The Museum is situated in the very atmospheric Halliwell's Close. The narrow, cobbled lane with outhouses, which was formerly gas-lit and was typical of many such Closes in Selkirk, has a compelling history dating back over 400 years.
The museum building itself dates from the end of the 18th century and is part of what is probably the oldest surviving row of dwellings in the historic town of Selkirk.
Halliwell's House and Close take their name from Robert Halliwell who was a wig maker who owned buildings in the Close at the beginning of the 18th century.
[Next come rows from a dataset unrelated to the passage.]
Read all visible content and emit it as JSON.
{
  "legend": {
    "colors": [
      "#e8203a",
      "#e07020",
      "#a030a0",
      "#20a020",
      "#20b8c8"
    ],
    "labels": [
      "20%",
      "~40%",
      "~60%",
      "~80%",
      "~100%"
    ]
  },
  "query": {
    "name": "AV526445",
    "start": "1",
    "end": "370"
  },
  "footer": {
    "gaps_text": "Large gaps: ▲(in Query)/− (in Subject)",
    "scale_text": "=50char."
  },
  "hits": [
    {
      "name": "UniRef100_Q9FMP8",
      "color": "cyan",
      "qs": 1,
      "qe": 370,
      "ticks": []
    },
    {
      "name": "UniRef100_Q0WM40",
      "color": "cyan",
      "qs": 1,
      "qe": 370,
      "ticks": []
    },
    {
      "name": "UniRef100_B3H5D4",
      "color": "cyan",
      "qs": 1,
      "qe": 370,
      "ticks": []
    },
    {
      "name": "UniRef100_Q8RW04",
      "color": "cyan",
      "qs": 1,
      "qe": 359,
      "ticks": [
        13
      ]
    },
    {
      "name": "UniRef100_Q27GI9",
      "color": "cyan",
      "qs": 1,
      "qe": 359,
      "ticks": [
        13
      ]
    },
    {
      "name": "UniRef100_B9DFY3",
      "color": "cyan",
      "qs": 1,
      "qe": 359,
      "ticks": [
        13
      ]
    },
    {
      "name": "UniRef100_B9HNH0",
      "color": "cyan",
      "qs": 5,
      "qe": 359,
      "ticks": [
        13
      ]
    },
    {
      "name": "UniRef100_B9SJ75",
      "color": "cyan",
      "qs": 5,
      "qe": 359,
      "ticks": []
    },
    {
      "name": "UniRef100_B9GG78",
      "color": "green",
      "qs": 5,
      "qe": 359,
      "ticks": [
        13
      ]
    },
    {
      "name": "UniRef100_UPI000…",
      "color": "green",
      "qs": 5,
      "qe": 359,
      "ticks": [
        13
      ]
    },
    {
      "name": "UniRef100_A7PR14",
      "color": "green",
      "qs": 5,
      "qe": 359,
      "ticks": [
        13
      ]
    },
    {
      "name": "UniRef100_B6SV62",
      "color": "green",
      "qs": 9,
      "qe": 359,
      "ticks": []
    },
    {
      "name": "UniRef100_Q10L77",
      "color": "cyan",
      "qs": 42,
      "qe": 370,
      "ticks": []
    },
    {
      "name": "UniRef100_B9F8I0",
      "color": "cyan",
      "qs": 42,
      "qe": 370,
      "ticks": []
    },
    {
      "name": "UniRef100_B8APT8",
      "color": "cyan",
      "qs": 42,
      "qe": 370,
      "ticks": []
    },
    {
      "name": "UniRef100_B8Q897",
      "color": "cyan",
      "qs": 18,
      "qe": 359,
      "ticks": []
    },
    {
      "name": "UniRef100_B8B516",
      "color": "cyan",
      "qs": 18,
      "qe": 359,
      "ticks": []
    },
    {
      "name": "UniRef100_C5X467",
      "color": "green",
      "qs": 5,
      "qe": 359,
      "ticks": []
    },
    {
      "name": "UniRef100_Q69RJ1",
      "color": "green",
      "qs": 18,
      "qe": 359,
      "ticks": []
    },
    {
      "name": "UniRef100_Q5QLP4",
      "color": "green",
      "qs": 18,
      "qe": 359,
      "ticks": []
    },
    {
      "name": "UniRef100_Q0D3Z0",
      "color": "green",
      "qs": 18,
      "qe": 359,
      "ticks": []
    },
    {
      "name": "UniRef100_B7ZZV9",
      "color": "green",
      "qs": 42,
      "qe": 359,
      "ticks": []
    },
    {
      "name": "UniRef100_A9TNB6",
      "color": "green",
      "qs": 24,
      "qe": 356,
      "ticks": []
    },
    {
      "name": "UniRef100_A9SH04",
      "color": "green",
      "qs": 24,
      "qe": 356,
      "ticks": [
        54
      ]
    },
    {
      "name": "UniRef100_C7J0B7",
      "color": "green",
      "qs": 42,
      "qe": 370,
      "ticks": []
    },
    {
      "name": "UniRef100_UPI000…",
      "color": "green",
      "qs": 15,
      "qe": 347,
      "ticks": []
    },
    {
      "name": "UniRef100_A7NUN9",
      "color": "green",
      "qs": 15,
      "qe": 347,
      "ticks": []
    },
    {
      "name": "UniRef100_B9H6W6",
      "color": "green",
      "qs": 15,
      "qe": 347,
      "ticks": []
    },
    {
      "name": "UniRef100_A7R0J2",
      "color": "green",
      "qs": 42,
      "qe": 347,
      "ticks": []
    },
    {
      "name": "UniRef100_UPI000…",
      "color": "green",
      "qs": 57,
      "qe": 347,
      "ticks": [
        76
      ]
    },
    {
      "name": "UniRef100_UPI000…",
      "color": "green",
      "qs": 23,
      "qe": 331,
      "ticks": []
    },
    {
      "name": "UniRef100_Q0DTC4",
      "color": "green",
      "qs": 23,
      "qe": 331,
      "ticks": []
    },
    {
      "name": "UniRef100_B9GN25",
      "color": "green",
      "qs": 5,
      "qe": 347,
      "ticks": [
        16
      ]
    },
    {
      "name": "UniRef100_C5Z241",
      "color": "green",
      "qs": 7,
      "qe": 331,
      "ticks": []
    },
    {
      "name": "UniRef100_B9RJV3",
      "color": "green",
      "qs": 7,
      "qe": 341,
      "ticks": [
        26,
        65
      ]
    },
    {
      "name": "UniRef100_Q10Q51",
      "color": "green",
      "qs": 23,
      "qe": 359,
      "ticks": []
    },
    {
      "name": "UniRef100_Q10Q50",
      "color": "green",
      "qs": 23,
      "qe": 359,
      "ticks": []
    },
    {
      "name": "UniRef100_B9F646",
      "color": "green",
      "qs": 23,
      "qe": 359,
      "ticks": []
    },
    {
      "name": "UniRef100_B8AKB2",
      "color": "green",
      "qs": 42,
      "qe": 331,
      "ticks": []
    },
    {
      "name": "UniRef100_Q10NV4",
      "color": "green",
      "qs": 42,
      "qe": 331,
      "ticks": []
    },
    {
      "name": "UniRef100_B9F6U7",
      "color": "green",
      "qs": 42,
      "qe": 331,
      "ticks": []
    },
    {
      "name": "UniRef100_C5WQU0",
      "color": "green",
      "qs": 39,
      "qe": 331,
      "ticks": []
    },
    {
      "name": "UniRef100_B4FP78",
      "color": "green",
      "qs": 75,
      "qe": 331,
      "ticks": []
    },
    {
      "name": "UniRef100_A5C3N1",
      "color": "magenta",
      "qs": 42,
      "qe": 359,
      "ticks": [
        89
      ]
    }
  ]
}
Records dating from the 1600s indicate many different trades have thrived in Halliwell's Close down the centuries: weavers, fleshers (butchers), ironmongers, tailors, bakers, coopers (barrel makers), shoemakers and others. The museum tells the story of life in Halliwell's Close as well as the wider story of Selkirk's fascinating history.
Market Place, Selkirk
01750 726456 / 01750 20054
A small retail area selling reasonably priced gifts, books and souvenirs is located at the entrance to the building. Free admission though donations are welcomed.
Education and learning
We are happy to accommodate specially arranged group visits and educational events connected with the venue, collections or exhibitions. For details or to make arrangements, please contact Assistant Curator, Phoebe Stewart 01750 726456
Closed for winter reopens 25th March 2016.
25th March - 30th October 2016
The museum is on two floors. The upper level can be accessed via the stairway or lift, which is suitable for wheelchair users.
There are no toilet facilities, though public toilets adjoin the building.